Créer la prochaine génération d'antibiotiques ainsi que des solutions de diagnostic efficaces pour lutter contre l'antibiorésistance. Tel sont les objectifs affichés d'Aurobac therapeutics, une joint-venture entre le laboratoire pharmaceutique Boehringer Ingelheim, le spécialiste du diagnostic in vitro bioMérieux et la société en sciences de la vie Evotec. La société créée aura d'ailleurs son siège social à Lyon."L'augmentation des agents pathogènes résistants aux médicaments (ou antibiorésistance), due principalement à une utilisation abusive et inadaptée des antimicrobiens et à un mauvais contrôle des infections, menace notre capacité à traiter des infections courantes", souligne dans un communiqué Michel Pairet, qui dirige l'unité Innovation de Boehringer Ingelheim et membre du Comité de Direction.
"L'antibiorésistance tue environ 1,27 million de personnes dans le monde chaque année et on estime que, d'ici 2050, on pourrait compter 10 millions de décès en raison de l'antibiorésistance, ce qui la rendrait plus mortelle que le cancer", alerte-t-il.
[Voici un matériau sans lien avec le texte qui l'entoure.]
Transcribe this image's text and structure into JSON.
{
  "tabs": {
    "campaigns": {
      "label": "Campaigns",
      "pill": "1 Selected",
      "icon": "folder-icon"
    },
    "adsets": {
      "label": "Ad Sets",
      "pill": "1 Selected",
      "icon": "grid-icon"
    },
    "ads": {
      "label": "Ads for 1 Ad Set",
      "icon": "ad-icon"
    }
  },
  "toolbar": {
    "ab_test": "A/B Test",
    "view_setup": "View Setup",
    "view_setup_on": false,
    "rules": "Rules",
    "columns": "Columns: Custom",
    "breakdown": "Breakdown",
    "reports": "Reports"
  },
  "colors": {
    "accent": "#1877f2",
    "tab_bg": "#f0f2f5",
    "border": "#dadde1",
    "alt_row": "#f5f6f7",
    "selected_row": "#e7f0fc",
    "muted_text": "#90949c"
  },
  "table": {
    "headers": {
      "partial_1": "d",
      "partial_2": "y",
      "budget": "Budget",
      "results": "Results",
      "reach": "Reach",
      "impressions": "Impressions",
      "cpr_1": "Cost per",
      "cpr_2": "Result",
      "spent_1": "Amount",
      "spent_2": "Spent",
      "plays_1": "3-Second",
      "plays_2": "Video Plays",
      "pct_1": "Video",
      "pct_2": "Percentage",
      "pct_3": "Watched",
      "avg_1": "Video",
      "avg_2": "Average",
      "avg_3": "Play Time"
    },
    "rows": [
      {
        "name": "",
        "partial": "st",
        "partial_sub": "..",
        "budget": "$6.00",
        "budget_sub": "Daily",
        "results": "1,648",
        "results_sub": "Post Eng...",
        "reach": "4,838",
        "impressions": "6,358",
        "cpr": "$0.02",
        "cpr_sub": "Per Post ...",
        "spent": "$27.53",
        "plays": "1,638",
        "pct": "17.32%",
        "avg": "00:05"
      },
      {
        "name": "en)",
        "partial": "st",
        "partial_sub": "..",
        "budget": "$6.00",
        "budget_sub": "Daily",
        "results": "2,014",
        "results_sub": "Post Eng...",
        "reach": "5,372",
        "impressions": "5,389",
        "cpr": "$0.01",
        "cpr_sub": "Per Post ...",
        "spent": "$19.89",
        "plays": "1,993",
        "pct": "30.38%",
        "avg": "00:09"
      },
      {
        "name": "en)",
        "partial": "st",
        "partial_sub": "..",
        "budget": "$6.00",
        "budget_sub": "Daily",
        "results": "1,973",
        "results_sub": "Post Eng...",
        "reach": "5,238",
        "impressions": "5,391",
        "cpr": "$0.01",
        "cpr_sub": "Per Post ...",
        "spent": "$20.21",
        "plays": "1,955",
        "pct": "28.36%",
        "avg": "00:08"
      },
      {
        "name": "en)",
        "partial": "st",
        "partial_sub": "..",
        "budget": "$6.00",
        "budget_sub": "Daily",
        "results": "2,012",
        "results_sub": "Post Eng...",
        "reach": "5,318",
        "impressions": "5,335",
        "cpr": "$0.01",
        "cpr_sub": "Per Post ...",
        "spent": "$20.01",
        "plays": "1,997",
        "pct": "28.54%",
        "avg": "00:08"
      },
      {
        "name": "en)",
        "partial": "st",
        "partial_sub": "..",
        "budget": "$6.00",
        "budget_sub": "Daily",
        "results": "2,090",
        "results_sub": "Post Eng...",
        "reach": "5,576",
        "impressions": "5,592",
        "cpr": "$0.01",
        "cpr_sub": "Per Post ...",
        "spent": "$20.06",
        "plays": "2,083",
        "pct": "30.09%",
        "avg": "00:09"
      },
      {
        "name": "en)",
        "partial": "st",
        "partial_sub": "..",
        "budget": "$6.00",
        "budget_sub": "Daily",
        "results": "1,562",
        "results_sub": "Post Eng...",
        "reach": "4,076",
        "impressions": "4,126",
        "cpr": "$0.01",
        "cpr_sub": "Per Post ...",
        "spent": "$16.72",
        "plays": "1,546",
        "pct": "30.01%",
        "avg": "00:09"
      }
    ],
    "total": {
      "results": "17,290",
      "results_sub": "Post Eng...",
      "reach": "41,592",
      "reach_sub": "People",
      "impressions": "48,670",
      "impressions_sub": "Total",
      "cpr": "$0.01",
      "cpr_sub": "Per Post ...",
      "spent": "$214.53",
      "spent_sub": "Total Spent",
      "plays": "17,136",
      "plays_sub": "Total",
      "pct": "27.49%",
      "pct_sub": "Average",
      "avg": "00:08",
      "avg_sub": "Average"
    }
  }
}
Modèle économique non viable
"Le domaine de recherche des antibiotiques a été abandonné par beaucoup de sociétés pharmaceutiques, à l'exception de quelques grosses entreprises, car le modèle économique n'est pas viable. Le développement d'un nouvel anti-infectieux est risqué, long, coûteux et le retour sur investissement est loin d'être assuré", constate François Lacoste, directeur exécutif Recherche & Développement chez bioMérieux.
En moyenne, les revenus annuels pour un antibiotique sont de l'ordre de 40 millions de dollars alors que le développement coûte de l'ordre d'1 milliard. Il note qu' "actuellement, les principales innovations sont assurées par des startups, qui ont souvent du mal à franchir le stade du développement pré-clinique. Il faut trouver de nouveaux anti-infectieux avec de nouveaux modes d'action et développer un modèle économique favorisant l'accès au marché". Pour lui, il faudrait revoir le modèle économique, actuellement basé sur les volumes de ventes d'antibiotiques. "Il faudrait préserver ces antibiotiques et les considérer comme des « extincteurs », à utiliser le moins possible. Il faudrait en parallèle développer des « détecteurs de fumée », avec des tests diagnostiques capables de déterminer avec certitude si un antibiotique est nécessaire ou non", développe-t-il.